The morning newscast from WDBJ the day after Alison Parker and Adam Ward, two of the station’s employees, were shot during a live broadcast.

Away from the world for August, in a house without Internet or television and only spotty, the-satellite-must-be-passing-over phone reception, I was, until Wednesday, thinking more or less benign thoughts about gun owners, if not guns. As I chronicled last year, I have only just learned how to drive, and, license in hand, or in glove compartment, I’ve been driving for the first time on the little winding roads of the beach town where we’ve spent vacations for the past thirty years. Despite having been anti-car and ostentatiously pro-bike for all those years, I have to admit that I love being in the driver’s seat. The overwhelming rush of freedom and possibility, the sense of autonomy—no need to request a lift, no UBER app to press—is overwhelming. You get in, and you go.

This in turn made me realize, a little more empathetically, what I had only intuited before—that guns, for many Americans, are a sort of secondary, symbolic car: another powerful symbol of autonomy and independence. The attachment to them that so many Americans show—unique among the civilized peoples of the world, and at a cost so grave that the rest of that world often turns away, appalled—is nonetheless understandable to anyone who comes late to driving: to have potentially lethal power within your grasp is an immensely empowering drug. Cars are obviously in a different category, because their benign use is so much greater than their lethal one. But they are tools of the same country, of which I am now a citizen.

In the midst of this reflection, word filtered through of one more mini-massacre, this one in Virginia. Two reporters had died, hideously, on camera, and their deaths were followed by a disturbing social-media aftershock. Though we will doubtlessly learn more of the psychological details of this horror, it already seems clear that this is one more case where the gun provided a quick means to settle scores—a way for the emotionally damaged to relieve the feeling of being shamed, achieving instant karma through killing. James Gilligan, the American psychiatrist specializing in violence, credibly argues that most personal violence is a response to such feelings of shame and humiliation, and the violent act is a horrendous way of equalling the score. This case seems to belong to that variety of massacre, with the added fact that the killer seems to have imagined that his violence would be an equalizer to the Charleston killings. A similar illusion of getting even appears to have been at work in the shooting of two New York City cops last winter (a killing that has already receded in memory, though not, surely, for the families of the victims).

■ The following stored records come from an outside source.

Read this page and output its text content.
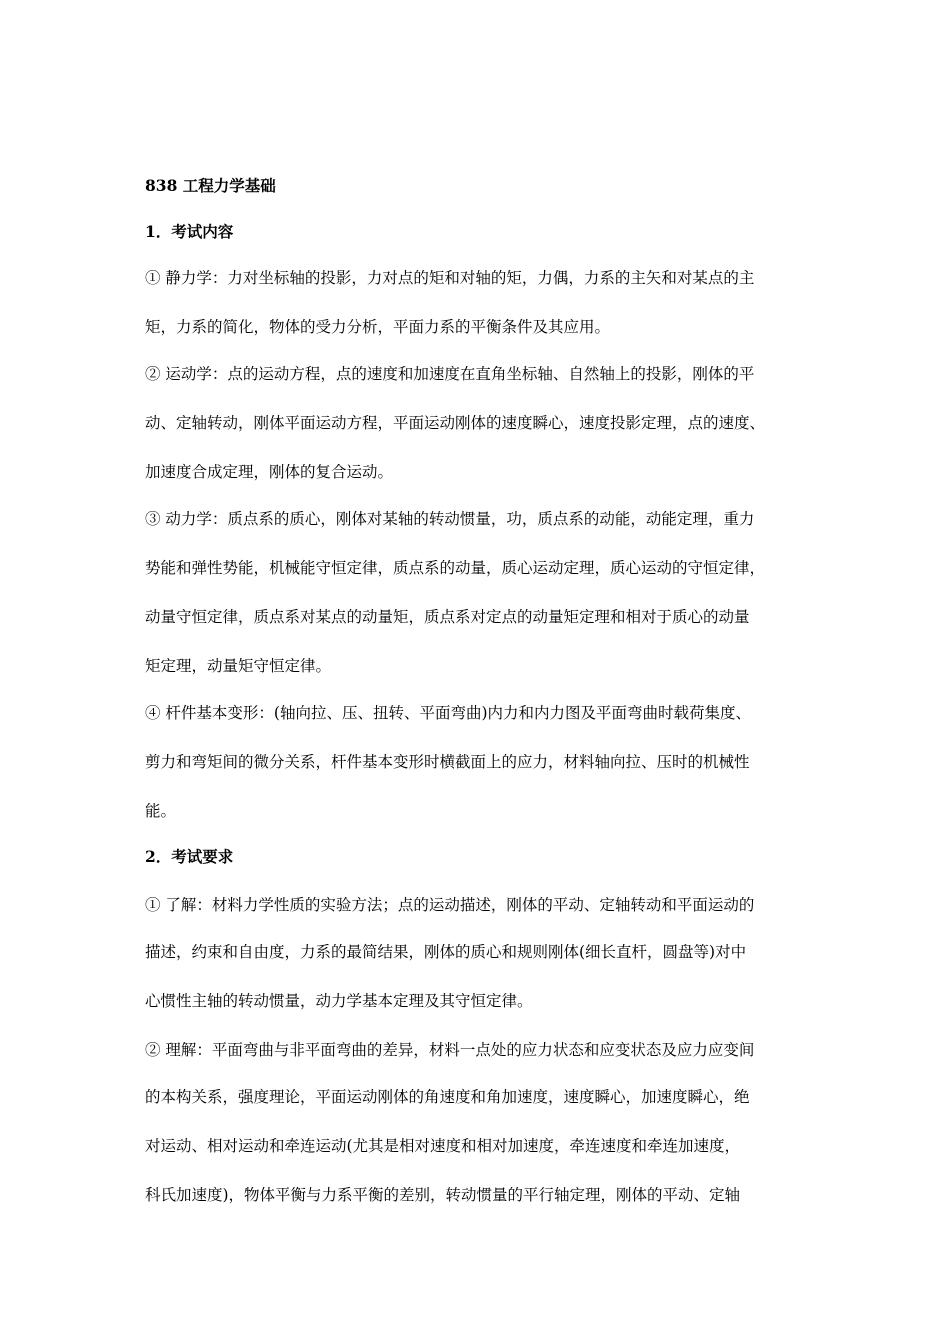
838 工程力学基础
1．考试内容
① 静力学：力对坐标轴的投影，力对点的矩和对轴的矩，力偶，力系的主矢和对某点的主
矩，力系的简化，物体的受力分析，平面力系的平衡条件及其应用。
② 运动学：点的运动方程，点的速度和加速度在直角坐标轴、自然轴上的投影，刚体的平
动、定轴转动，刚体平面运动方程，平面运动刚体的速度瞬心，速度投影定理，点的速度、
加速度合成定理，刚体的复合运动。
③ 动力学：质点系的质心，刚体对某轴的转动惯量，功，质点系的动能，动能定理，重力
势能和弹性势能，机械能守恒定律，质点系的动量，质心运动定理，质心运动的守恒定律，
动量守恒定律，质点系对某点的动量矩，质点系对定点的动量矩定理和相对于质心的动量
矩定理，动量矩守恒定律。
④ 杆件基本变形：(轴向拉、压、扭转、平面弯曲)内力和内力图及平面弯曲时载荷集度、
剪力和弯矩间的微分关系，杆件基本变形时横截面上的应力，材料轴向拉、压时的机械性
能。
2．考试要求
① 了解：材料力学性质的实验方法；点的运动描述，刚体的平动、定轴转动和平面运动的
描述，约束和自由度，力系的最简结果，刚体的质心和规则刚体(细长直杆，圆盘等)对中
心惯性主轴的转动惯量，动力学基本定理及其守恒定律。
② 理解：平面弯曲与非平面弯曲的差异，材料一点处的应力状态和应变状态及应力应变间
的本构关系，强度理论，平面运动刚体的角速度和角加速度，速度瞬心，加速度瞬心，绝
对运动、相对运动和牵连运动(尤其是相对速度和相对加速度，牵连速度和牵连加速度，
科氏加速度)，物体平衡与力系平衡的差别，转动惯量的平行轴定理，刚体的平动、定轴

One of the last redoubts of the gun lovers—those who, despite the evidence, allow the pleasure of expressing autonomy to overwhelm all other, more reasonable evaluations—was that, even though evidence showed an overwhelming correlation between the availability of guns and the number of gun killings, there was still no evidence that American non-domestic gun massacres were directly tied to wide gun distribution. In fact, as a piece in Fusion (which generously cites this writer) details, that redoubt has now fallen to empirical investigation. A new study by Adam Lankford, of the University of Alabama, which will be presented next week at the annual conference of the American Sociological Association, shows a strong correlation between the availability of guns and the prevalence of gun massacres. With the same certainty that David Hemenway’s work established the link between the number of guns in a society and the number of gun killings, we now know that there is a correlation between the availability of guns and the major public assaults that have been a part of American life since Columbine.

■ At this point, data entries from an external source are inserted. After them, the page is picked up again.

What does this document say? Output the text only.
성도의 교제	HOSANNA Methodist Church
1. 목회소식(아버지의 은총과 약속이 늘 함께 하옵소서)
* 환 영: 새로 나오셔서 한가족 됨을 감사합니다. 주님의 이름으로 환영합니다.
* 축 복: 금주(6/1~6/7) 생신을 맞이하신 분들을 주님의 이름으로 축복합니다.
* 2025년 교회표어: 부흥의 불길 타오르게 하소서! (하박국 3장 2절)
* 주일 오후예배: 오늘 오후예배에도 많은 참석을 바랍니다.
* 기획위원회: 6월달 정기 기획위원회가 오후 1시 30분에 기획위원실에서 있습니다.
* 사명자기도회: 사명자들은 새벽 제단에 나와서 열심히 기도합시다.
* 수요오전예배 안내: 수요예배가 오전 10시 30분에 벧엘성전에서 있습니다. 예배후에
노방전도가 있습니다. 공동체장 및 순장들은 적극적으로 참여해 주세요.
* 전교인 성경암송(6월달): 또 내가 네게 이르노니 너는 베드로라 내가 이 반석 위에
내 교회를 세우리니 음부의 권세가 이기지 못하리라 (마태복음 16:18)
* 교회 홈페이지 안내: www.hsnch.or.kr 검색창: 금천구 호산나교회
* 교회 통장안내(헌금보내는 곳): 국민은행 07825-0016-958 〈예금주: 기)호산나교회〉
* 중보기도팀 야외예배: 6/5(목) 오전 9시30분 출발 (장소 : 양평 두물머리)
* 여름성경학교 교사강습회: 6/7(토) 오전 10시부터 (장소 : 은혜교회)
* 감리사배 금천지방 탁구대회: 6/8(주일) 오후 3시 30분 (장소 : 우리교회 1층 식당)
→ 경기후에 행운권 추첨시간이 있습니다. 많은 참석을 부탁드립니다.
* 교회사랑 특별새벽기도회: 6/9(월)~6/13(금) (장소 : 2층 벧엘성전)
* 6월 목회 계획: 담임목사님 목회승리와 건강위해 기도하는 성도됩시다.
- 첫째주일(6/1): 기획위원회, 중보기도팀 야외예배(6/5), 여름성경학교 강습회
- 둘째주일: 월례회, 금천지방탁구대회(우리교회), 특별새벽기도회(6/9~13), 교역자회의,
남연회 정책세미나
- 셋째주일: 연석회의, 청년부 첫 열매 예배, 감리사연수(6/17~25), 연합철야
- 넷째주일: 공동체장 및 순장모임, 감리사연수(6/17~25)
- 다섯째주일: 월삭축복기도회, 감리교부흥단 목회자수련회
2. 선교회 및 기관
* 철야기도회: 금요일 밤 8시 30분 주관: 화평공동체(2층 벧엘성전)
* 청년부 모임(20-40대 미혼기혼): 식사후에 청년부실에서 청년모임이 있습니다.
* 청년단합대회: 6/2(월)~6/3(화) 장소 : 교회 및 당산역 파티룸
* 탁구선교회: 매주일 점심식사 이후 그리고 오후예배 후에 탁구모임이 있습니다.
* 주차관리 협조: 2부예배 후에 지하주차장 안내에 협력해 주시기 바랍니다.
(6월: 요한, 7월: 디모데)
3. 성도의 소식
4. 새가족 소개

And so, for all that we should still strive for an empathetic grasp of other people’s cultural symbols, the simple, unemotional, inarguable truth remains: when Richard Martinez—the father of Christopher Michael-Martinez, a twenty-year-old who was killed at the University of California Santa Barbara last year—called the N.R.A., and its fellow-travelers, complicit in the murder of his child, he stated the facts. Those who, in the face of all the evidence, still insist that guns are not the cause of the American epidemic of gun violence have decided that the deaths of Wednesday’s victims, Alison Parker and Adam Ward—like those of the children at Newtown—are the cost, to be blithely endured, of the symbolic pleasures that guns provide. Since the cure is known for certain, those who refuse it can only have decided that they enjoy the disease.

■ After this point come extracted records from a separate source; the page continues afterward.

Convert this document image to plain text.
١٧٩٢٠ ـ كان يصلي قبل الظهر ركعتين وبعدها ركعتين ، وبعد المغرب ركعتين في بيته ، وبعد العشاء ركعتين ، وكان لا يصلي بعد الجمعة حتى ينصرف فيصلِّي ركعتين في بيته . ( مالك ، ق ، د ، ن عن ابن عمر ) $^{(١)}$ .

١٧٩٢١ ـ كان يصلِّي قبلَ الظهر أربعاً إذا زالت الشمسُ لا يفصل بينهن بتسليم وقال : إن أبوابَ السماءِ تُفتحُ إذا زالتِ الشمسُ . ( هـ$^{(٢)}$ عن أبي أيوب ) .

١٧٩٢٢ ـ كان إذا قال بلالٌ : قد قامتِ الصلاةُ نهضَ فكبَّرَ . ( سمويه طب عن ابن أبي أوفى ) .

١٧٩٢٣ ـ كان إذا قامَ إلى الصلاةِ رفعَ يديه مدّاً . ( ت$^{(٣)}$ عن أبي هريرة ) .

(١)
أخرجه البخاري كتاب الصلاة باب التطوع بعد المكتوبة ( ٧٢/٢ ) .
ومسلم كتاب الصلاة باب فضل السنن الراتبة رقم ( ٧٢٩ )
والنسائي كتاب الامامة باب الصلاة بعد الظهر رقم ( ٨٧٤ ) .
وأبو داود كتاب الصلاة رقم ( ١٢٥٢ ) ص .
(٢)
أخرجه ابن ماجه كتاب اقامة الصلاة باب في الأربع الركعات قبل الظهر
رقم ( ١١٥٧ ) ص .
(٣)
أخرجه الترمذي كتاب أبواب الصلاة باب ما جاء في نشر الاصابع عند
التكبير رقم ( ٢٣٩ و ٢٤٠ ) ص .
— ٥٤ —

For the deeper truth is that cars are not, or not only, symbols of autonomy. They are, in every sense, vehicles of it. Guns, however, have an almost entirely symbolic function. No lives are saved, and no intruders are repelled; the dense and hysterical mythology of gun love has been refuted again and again. (The incident last week on the French train is good evidence of this point: unarmed defenders disarmed a terrorist with a military-style weapon. A huge proportion of luck and an inestimable supply of courage aided them. But the possession of guns played no role at all.) The few useful social functions that guns do have—in hunting or in killing varmints, as a rural man such as my father has to do—can be preserved even with tight regulations, as in Canada. Cars have to be, and are, controlled: we license their users and insist (or should) that they regularly prove their skills; we look out for and punish drunken or reckless users. If we only achieved, in the next few years, a regulation of guns equal to that of cars, we would be moving toward the real purpose of autonomy, which is to secure the freedom from fear as much as the freedom to act. Symbols matter. Lives matter more.